With its headquarters situated in New York, the global non-governmental organisation known as Human Rights Watch (HRW) has focused its gaze across the world upon China in its World Report 2013 released this month, and has consequently censured the country. Although China has a very rapidly growing economy, it severely lags behind in terms of human rights, and is cited by HRW as being a country that “openly rejects judicial independence and press freedom; and arbitrarily restricts and suppresses human rights defenders and organizations, often through extra-judicial measures.”

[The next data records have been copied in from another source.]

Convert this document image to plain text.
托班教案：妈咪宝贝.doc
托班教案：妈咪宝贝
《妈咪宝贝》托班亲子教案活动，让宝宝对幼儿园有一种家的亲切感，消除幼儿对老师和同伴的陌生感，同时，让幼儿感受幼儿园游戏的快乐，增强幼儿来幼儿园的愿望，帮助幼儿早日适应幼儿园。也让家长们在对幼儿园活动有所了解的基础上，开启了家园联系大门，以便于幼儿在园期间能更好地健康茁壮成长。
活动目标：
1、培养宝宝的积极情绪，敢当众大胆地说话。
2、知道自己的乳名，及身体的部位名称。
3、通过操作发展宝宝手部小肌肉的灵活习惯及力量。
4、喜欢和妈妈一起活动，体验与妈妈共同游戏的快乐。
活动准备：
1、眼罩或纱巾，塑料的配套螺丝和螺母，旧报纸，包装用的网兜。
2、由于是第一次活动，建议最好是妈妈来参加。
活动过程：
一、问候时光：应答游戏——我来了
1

Such “extra-judicial measures” range anywhere from the imprisonment of vocal human rights activists, as seen in the case of Nobel Peace Prize recipient Liu Xiaobo, to introducing “even more hard-line measures such as collective punishment for relatives and neighbours of self-immolators.”
In a year when Tibet witnessed 83 self-immolation protests against Chinese rule, HRW said the situation in the Tibetan areas “remained tense following the massive crackdown on popular protests that swept the plateau in 2008.”
“The government has yet to indicate that it will accommodate the aspirations of Tibetan people for greater autonomy, even within the narrow confines of the country’s autonomy law on ethnic minorities’ areas,” the group said in its 665-page report, and that Tibetans suspected of being critical of political, religious, cultural, or economic state policies are systematically targeted on charges of “separatism”.
HRW further notes that “Chinese security forces maintain a heavy presence and the authorities continue to tightly restrict access and travel to Tibetan areas, particularly for journalists and foreign visitors.”
As part of its drive to build “a New Socialist Countryside” in Tibet, HRW blames the Chinese government for continuing to implement “large development programs mandating rehousing or relocating up to 80 percent of the rural population.”
According to the report, China executes more prisoners than the rest of the world combined.